|An unauthorized release which meets the reporting requirements of California Health and Safety Code Division 20, Chapter 6.7, Sections 25294, 25295 and 25295.5, should be reported to this office within 24 hours of
detection. Within 5 days of discovery of the unauthorized release, a written report in the form of an Unauthorized Release Reporting Form needs to be submitted to this
office by the responsible party (UST owner and/or operator), as well as uploaded into the California Environmental Reporting System (CERS), under the “Miscellaneous Documents” section of the UST heading for the facility
in question. These requirements apply to an unauthorized release which has occurred or is discovered as the result of a UST or UST system equipment closure or removal.
Electronic reporting requirements have been established by the State Water Resources Control Board (SWRCB). When an unauthorized release occurs, soil sampling results need to be electronically submitted to GeoTracker. If groundwater is impacted, established wells and the elevation of groundwater need to be surveyed and also submitted to GeoTracker.
There are legislative requirements pertaining to cleanup and closure of sites where an unauthorized release of hazardous substance, including petroleum has occurred from an underground storage tank (UST). Section 25297.15(a) of Chapter 6.7 of the Health and Safety Code requires the primary or active responsible party to notify all current record owners of fee title to the site of: 1) a site cleanup proposal, 2) a site closure proposal, 3) a local agency intention to make a determination that no further action is required, and 4) a local agency intention to issue a closure letter. Section 25297.15(b) requires the local agency to take all reasonable steps to accommodate responsible landowners' participation in the cleanup or site closure process and to consider their input and recommendations. Land Owner Notification Form 2 and Form 3 are available to satisfy this requirement.
To find out more about hiring a consultant or contractor, the SWRCB explains some of the process here.
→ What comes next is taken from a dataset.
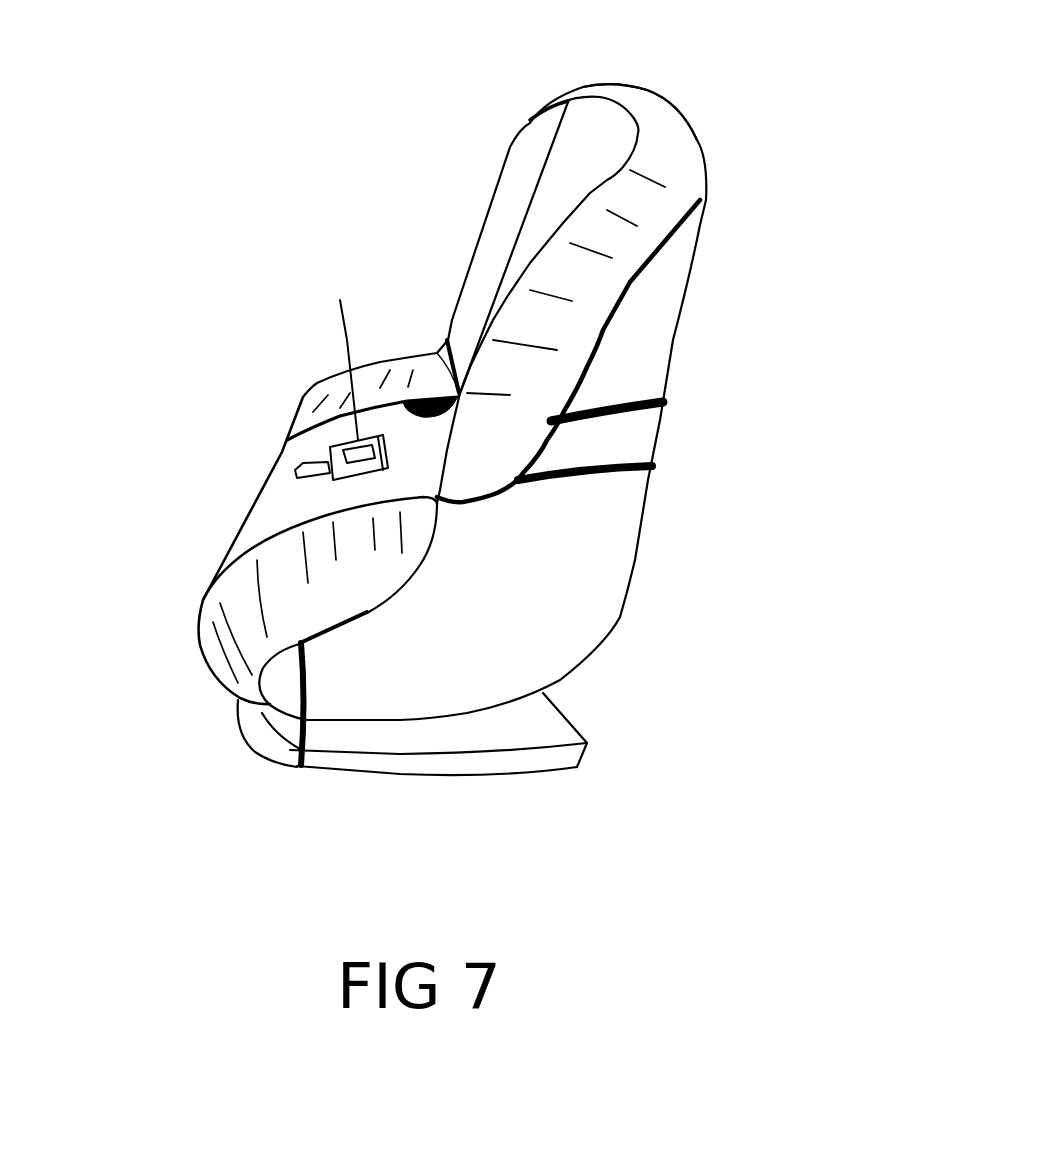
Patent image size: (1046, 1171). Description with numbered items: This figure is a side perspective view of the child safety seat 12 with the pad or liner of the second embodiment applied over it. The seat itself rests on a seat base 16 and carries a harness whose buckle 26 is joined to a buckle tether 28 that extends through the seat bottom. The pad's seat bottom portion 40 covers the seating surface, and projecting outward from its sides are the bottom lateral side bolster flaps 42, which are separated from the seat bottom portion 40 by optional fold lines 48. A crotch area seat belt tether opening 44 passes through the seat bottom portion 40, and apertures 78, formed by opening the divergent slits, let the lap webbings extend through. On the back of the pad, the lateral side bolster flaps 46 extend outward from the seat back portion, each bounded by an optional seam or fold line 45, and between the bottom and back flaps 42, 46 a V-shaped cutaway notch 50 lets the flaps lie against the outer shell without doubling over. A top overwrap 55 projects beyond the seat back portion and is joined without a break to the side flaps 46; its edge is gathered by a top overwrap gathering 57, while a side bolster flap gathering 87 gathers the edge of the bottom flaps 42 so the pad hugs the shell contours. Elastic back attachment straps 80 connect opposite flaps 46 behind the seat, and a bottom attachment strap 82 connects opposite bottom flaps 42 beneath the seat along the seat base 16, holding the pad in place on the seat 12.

If you are hiring a contractor, the California Contractors State Licensing Board may be a useful source for additional information.
If it is necessary to establish or construct any water wells (including monitoring wells), you must permit with the Los Angeles County Department of Public Health. It is also a requirement to decommission monitoring wells if they are no longer being used. If any work is to be performed in the public right of way, a permit for road encroachment and well inspection from either Los Angeles County Department of Public Works Land Development Division or a local building/planning department may also be required.